Wednesday, August 29, 2007

Week 9 Thing 23 Summery

1. My favorite discovery exercise was online productivity exercise I Had never used an online word processor before and I think it is one of the most useful web 2.0 type resources in the whole program. As I mentioned in my post for that 'thing' I believe it could be a very useful resource for patrons who have trouble moving data around.

2. This program has not affected my life long learning goals. I already had goals before this program and I still have them after.

3. My favorite take-away from this program was Pandora.com an online radio station that you can program by telling it what kind of music you like and do not like. Personally, that was my favorite part of the program.

4. To improve this program I would recommend a more careful consideration of the 'things' used and/or how one is directed to look at them. There is a difference between familiarizing ones self with a professional resource that may be used to help staff field questions, or may be useful to staff and patrons, and poking around a site like youtube, that you familiarize yourself with to help patrons navigate the site. I think that discovery excesses could be more carefully tailored to each purpose. Such as giving staff a question to answer using the site, or a specific topic to search. Having a reason to use a site or application in a specific manner would help familiarize a learner with it in a much more real way than just asking us to poke around.

5. I would chose to participate in future programs if offered CEUs.

6. 23 things, a bunch of moderately useful stuff you might not have heard of yet. (Hows that for marketing?)

-M

Tuesday, August 28, 2007

Week 9 Thing 22 e-books and e-audio books

Generally speaking, I am not a big fan of audio books. I just don't pay attention to sounds the way I pay attention to written words. I end up letting the sound be background like I do with music and I concentrate on something else because I feel like I'm not doing anything when I'm just listening to a CD.

I also hate reading large bodies of text on a monitor. when ever I have an article or something to read online that's longer than a couple pages I print it out. So needless to say, all e-books and e-audio books are not high on my interest list.
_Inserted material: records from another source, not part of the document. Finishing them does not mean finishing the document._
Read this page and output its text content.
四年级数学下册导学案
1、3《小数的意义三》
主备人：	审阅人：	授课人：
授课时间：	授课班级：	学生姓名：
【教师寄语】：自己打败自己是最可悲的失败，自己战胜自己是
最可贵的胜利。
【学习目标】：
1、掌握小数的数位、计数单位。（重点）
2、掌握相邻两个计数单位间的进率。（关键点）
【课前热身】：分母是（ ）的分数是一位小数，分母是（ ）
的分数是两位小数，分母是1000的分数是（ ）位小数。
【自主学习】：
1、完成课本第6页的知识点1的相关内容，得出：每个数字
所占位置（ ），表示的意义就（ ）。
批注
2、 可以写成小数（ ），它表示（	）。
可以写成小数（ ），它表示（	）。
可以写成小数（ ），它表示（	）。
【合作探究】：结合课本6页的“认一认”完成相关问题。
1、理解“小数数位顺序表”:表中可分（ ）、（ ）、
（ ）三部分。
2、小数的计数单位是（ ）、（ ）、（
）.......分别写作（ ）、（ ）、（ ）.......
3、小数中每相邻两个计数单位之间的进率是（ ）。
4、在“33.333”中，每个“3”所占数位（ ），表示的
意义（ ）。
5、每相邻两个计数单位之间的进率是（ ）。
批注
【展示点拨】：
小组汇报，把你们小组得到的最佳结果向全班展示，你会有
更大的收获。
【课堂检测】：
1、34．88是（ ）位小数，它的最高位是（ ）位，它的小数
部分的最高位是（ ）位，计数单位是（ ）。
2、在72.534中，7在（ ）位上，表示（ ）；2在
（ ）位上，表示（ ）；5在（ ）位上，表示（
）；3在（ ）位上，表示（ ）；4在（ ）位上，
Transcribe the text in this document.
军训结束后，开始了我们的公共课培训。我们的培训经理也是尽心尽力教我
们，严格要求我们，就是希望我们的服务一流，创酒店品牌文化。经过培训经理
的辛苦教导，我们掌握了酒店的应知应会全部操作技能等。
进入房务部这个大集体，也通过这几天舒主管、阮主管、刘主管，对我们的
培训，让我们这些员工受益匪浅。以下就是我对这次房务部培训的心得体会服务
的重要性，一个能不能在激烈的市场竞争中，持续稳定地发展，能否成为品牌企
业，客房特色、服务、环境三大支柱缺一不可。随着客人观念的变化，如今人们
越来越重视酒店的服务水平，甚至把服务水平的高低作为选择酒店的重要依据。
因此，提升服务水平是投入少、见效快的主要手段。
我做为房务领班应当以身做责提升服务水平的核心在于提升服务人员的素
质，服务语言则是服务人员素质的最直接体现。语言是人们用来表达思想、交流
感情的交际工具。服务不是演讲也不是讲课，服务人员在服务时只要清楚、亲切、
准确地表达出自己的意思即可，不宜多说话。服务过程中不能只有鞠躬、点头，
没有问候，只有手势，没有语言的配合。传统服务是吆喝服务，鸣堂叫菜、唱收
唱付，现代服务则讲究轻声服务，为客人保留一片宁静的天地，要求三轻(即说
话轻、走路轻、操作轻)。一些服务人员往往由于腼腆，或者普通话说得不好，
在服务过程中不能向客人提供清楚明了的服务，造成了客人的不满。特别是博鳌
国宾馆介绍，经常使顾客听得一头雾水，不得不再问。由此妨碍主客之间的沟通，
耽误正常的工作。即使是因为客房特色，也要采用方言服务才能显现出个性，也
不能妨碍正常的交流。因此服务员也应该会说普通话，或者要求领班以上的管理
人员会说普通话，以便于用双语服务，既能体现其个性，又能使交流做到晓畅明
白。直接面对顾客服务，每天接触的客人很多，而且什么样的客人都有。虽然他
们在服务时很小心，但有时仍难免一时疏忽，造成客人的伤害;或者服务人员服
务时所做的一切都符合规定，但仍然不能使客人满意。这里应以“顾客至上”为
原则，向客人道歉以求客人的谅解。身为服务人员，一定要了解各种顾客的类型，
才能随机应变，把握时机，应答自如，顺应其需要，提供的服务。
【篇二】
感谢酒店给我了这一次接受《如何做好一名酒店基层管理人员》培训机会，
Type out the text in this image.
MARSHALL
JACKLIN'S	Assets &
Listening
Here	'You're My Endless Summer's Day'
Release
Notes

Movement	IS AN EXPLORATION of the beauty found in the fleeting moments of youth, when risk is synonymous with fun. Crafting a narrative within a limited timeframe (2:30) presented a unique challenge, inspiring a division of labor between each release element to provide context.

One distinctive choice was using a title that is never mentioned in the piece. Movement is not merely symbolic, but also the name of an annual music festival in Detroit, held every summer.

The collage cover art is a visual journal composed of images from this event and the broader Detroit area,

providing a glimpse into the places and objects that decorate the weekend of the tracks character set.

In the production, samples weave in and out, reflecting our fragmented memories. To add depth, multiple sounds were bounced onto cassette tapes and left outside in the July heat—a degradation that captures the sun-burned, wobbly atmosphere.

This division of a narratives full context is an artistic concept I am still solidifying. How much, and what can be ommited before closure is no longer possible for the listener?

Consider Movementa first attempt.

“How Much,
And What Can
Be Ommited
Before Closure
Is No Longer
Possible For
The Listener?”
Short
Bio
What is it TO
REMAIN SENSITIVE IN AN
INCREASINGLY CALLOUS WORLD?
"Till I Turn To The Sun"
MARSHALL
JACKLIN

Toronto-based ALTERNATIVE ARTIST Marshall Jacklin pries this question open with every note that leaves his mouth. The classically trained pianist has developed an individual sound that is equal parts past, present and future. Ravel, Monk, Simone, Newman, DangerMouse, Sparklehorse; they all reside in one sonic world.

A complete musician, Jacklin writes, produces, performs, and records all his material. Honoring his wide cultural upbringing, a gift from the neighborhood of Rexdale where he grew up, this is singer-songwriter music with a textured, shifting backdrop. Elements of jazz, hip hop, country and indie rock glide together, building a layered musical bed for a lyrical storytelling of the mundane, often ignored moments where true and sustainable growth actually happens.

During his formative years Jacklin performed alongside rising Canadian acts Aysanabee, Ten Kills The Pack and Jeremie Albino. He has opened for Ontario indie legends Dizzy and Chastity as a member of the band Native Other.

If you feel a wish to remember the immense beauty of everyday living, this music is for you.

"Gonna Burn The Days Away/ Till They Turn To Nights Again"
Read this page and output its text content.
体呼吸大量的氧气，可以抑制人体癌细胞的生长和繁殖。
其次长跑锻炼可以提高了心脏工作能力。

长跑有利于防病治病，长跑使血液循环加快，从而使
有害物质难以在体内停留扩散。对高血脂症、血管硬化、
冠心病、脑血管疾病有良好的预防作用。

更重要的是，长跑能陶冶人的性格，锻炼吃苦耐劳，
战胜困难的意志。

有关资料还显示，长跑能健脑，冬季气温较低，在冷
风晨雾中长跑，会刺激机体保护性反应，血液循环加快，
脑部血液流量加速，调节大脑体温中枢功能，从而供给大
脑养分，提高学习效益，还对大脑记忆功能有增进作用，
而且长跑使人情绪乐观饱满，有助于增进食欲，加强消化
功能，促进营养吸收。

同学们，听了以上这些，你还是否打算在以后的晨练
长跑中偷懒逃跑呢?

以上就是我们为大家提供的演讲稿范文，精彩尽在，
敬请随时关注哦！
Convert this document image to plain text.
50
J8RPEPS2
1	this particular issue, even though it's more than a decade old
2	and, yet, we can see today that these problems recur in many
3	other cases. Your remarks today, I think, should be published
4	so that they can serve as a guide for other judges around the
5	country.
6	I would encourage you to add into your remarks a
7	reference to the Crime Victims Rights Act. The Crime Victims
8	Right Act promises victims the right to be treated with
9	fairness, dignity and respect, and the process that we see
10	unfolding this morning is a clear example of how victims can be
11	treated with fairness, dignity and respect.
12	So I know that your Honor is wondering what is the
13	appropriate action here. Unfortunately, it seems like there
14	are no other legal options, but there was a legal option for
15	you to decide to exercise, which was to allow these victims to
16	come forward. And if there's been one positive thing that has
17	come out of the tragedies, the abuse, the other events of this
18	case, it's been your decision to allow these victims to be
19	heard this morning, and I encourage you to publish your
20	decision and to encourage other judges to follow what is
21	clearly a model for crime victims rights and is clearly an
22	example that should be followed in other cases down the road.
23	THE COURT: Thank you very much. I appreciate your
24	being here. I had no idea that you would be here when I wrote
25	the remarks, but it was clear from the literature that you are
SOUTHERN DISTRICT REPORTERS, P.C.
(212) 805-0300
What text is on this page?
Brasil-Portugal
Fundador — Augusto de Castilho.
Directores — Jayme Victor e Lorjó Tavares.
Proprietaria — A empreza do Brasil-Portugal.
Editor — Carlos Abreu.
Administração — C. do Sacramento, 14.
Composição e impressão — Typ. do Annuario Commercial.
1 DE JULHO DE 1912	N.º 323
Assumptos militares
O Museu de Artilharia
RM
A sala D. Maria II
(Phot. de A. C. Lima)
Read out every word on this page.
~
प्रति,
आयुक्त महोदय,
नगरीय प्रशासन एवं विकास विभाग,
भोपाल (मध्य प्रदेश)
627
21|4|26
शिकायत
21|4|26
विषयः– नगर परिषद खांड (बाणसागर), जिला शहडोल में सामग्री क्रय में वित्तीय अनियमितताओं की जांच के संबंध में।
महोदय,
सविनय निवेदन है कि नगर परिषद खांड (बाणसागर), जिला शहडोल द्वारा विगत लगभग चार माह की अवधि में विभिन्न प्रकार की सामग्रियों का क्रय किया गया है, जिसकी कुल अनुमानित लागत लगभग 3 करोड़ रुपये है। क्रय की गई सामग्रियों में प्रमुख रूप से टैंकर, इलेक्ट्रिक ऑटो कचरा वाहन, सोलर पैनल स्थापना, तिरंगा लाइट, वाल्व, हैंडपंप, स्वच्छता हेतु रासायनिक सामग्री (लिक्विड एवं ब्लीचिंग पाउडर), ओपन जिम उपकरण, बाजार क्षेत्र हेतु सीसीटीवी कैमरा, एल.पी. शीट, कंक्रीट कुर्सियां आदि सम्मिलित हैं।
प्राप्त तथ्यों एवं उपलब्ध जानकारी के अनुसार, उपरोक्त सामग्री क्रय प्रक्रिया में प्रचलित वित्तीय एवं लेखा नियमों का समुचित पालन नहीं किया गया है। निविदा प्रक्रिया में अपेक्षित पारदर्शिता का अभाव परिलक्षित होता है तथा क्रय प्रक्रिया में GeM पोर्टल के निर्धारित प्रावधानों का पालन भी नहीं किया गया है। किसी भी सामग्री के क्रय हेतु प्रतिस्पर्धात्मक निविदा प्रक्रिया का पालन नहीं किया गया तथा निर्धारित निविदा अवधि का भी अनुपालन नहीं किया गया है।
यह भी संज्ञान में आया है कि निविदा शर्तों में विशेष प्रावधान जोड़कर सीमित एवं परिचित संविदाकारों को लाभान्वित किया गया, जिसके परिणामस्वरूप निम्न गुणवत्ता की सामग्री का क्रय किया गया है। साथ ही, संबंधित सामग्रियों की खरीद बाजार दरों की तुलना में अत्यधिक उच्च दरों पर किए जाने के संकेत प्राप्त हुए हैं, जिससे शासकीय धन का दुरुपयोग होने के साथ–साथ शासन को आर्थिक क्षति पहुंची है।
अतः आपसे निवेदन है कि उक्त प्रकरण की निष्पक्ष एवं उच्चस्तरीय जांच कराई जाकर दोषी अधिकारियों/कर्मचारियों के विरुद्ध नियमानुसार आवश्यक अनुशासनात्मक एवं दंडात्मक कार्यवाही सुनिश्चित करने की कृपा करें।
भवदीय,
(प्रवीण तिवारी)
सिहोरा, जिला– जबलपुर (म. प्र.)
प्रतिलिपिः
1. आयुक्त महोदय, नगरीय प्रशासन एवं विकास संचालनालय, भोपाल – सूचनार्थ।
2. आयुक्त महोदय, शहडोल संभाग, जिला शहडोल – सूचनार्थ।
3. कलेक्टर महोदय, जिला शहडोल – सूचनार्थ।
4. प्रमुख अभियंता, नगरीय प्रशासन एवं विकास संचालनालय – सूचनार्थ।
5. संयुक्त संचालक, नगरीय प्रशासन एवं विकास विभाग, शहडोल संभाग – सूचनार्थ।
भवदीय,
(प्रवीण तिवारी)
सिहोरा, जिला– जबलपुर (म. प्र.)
That being said, I did find and download several audio books of the Maryland Consortium site. (the two sites listed for the 23 things do not appear to be available for Cecil County) I found several titles I was interested in, and three that I could download without a wait on a hold list. Project Gutenberg looked like it would have been a good resource when I was in school as it seems to have works with a more scholarly feel to them. I will have to look around more some time I am in a brainy mood.

I have one very real complaint however.

I INTENSELY dislike the fact that I have to download a special media player to listen to the books on cd. I already have 5 or 6 media players. I don't want a 7th. I want to use winamp or iTunes to listen to my book on tape. I'm sure they can figure out all the petty little 'you can't transfer or save or whatever this file' into mp3 format so I can listen to it like I do every other piece of audio I get off the net. Forcing users to download a special player limits the use of theses e-files as people at public computers (for example IN A LIBRARY!) may not be able to install programs on the computer they are working at. Mp3 format is so standard that almost any machine you can find today already has at least one program that can play these kinds of files.

Mp3 format. It's not to much to ask.

That's my 4 cents on the matter. You can keep the change.